Ensuring consistency between our proximity-based annotation results and prior work, we first replicated the Finucane et al. multi-tissue schizophrenia S-LDSC analyses (correlation of the total number of SNPs included for each tissue, r = 1, Supp. Table 3, and the correlation of the proportion of SNP heritability explained across all tissues, r > 0.99, Supp. Table 3). This small difference is most likely due to minor variability in reported GWAS summary statistics over time.
Next, we sought to examine differences in S-LDSC coefficients across prior and newly reported GWAS for the same phenotypes. While some traits were highly consistent, such as height (LDSC regression coefficient estimates based on the new vs. prior GWAS summary statistics r = 0.9968, Supp. Figure 1), comparisons of new vs. prior GWAS for other traits, such as Alzheimer’s disease (r = 0.3265, Supp. Figure 2), strongly differed (Supp. Table 4).
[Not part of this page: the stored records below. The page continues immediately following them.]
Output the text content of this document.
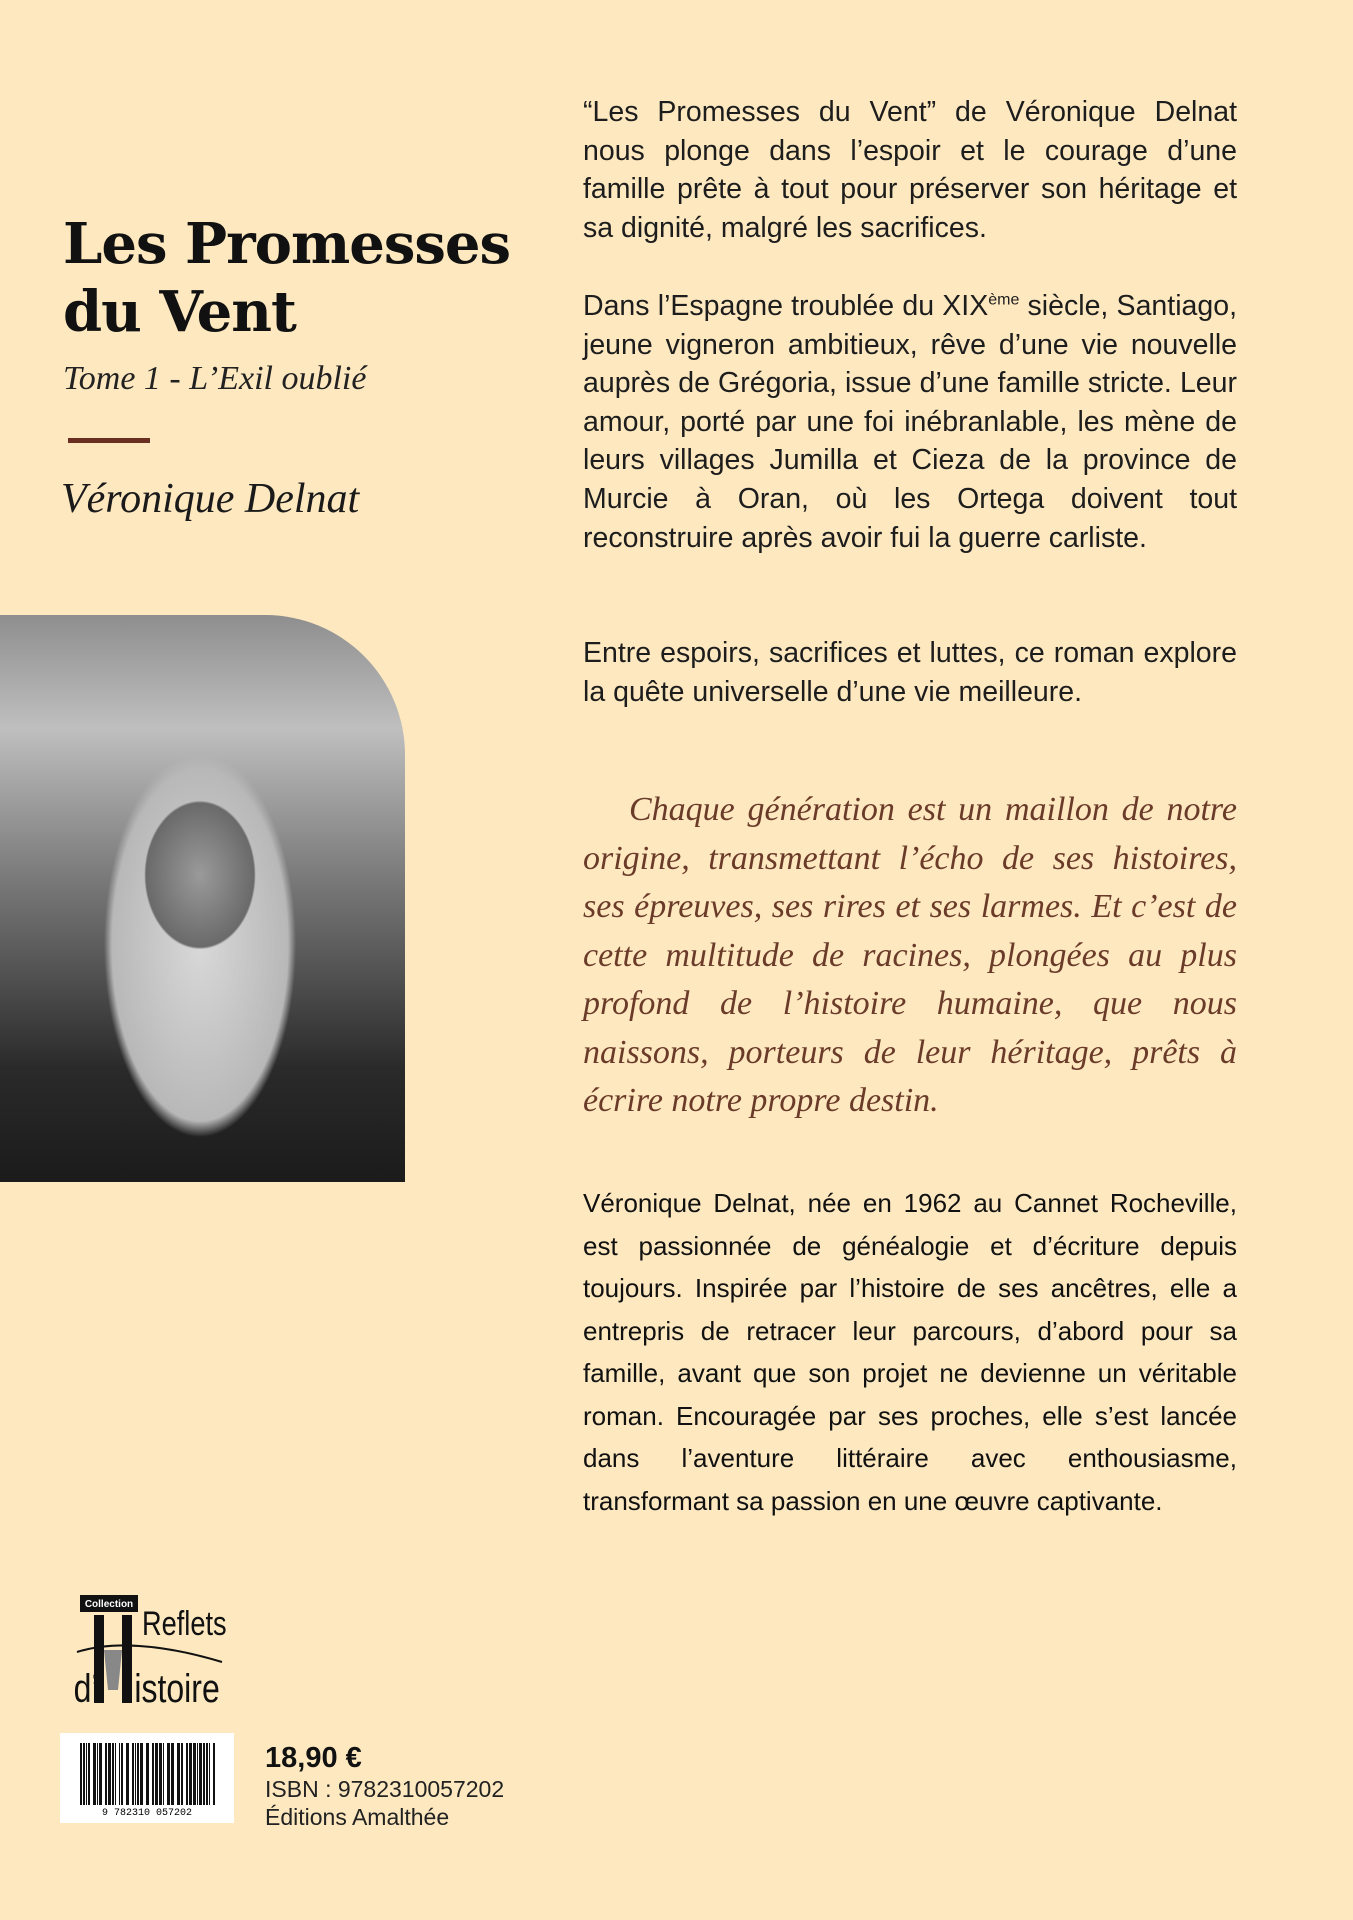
Les Promesses
du Vent
Tome 1 - L’Exil oublié
Véronique Delnat
“Les Promesses du Vent” de Véronique Delnat nous plonge dans l’espoir et le courage d’une famille prête à tout pour préserver son héritage et sa dignité, malgré les sacrifices.
Dans l’Espagne troublée du XIXème siècle, Santiago, jeune vigneron ambitieux, rêve d’une vie nouvelle auprès de Grégoria, issue d’une famille stricte. Leur amour, porté par une foi inébranlable, les mène de leurs villages Jumilla et Cieza de la province de Murcie à Oran, où les Ortega doivent tout reconstruire après avoir fui la guerre carliste.
Entre espoirs, sacrifices et luttes, ce roman explore la quête universelle d’une vie meilleure.
Chaque génération est un maillon de notre origine, transmettant l’écho de ses histoires, ses épreuves, ses rires et ses larmes. Et c’est de cette multitude de racines, plongées au plus profond de l’histoire humaine, que nous naissons, porteurs de leur héritage, prêts à écrire notre propre destin.
Véronique Delnat, née en 1962 au Cannet Rocheville, est passionnée de généalogie et d’écriture depuis toujours. Inspirée par l’histoire de ses ancêtres, elle a entrepris de retracer leur parcours, d’abord pour sa famille, avant que son projet ne devienne un véritable roman. Encouragée par ses proches, elle s’est lancée dans l’aventure littéraire avec enthousiasme, transformant sa passion en une œuvre captivante.
Collection Reflets
d’ istoire
9 782310 057202
18,90 €
ISBN : 9782310057202
Éditions Amalthée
For tissue enrichment analyses, at least 100,000 SNPs were mapped to 46 of the 48 tissues when using an expression-based annotation (Supp. Table 2), with pancreas and whole blood falling below this threshold (83,239 and 87,720 SNPs, respectively), suggesting that for these 46 tissues, S-LDSC regression coefficients are likely well controlled for type 1 error. We found the expression-based annotation resulted in fewer identified tissues or brain regions that contribute significantly to \({h}_{SNP}^{2}\) in complex traits when compared to the physical proximity-based annotation. Across the multi-tissue analyses, of the 31 phenotypes examined, 18 had at least one significant tissue when employing a physical proximity annotation, whereas only seven phenotypes had at least one significant tissue when using an expression-based annotation (FDR < 5%, Supp. Figures 3–20, Supp. Table 5). All tissue and trait combinations with significant expression-based annotation enrichments were also identified using the physical proximity annotation with the single exception of ovary tissue in Tourette syndrome (Supp. Figure 19). Of the phenotypes examined, schizophrenia (both sets of published GWAS summary statistics), educational attainment, and intelligence identified all 13 brain regions as significant, representing the maximum individual tissues identified for any trait.
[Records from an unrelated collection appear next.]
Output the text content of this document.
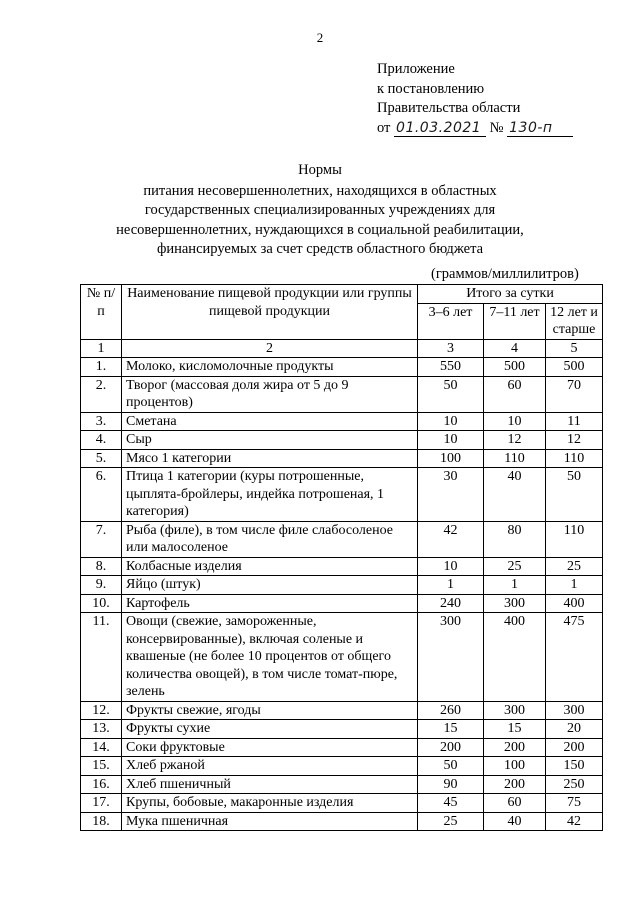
2
Приложение
к постановлению
Правительства области
от 01.03.2021 № 130-п
Нормы
питания несовершеннолетних, находящихся в областных
государственных специализированных учреждениях для
несовершеннолетних, нуждающихся в социальной реабилитации,
финансируемых за счет средств областного бюджета
(граммов/миллилитров)
№ п/п	Наименование пищевой продукции или группы пищевой продукции	Итого за сутки		
		3–6 лет	7–11 лет	12 лет и старше
1	2	3	4	5
1.	Молоко, кисломолочные продукты	550	500	500
2.	Творог (массовая доля жира от 5 до 9 процентов)	50	60	70
3.	Сметана	10	10	11
4.	Сыр	10	12	12
5.	Мясо 1 категории	100	110	110
6.	Птица 1 категории (куры потрошенные, цыплята-бройлеры, индейка потрошеная, 1 категория)	30	40	50
7.	Рыба (филе), в том числе филе слабосоленое или малосоленое	42	80	110
8.	Колбасные изделия	10	25	25
9.	Яйцо (штук)	1	1	1
10.	Картофель	240	300	400
11.	Овощи (свежие, замороженные, консервированные), включая соленые и квашеные (не более 10 процентов от общего количества овощей), в том числе томат-пюре, зелень	300	400	475
12.	Фрукты свежие, ягоды	260	300	300
13.	Фрукты сухие	15	15	20
14.	Соки фруктовые	200	200	200
15.	Хлеб ржаной	50	100	150
16.	Хлеб пшеничный	90	200	250
17.	Крупы, бобовые, макаронные изделия	45	60	75
18.	Мука пшеничная	25	40	42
Within-brain analyses were conducted for the 16 phenotypes with significant \({h}_{SNP}^{2}\) contribution of at least one brain region identified in the multi-tissue analyses. We identified significant contributions of specific brain regions in nine and four phenotypes when using a physical proximity and expression-based annotation, respectively (FDR < 5%, Supp. Figures 21–30, Supp. Table 6). All significant expression-based annotations overlapped with a significant physical proximity annotation, with three exceptions: cortex in major depressive disorder (Supp. Figure 27) and cerebellum in the two schizophrenia datasets40,42 (Supp. Figures 28 and 29).
Permutation tests, to assess whether the expression-based annotation procedure led to increased specificity of heritable contribution relative to physical proximity-based annotation, suggested that SNP-gene annotations based on SNP expression effects do not differ from randomly chosen SNPs within the same regions. In all three instances examined, the strength of the regression coefficient using expression-based annotation was no different than when annotating SNPs to genes at random (all p > 0.32, Supp. Figures 31–33, Supp. Table 7).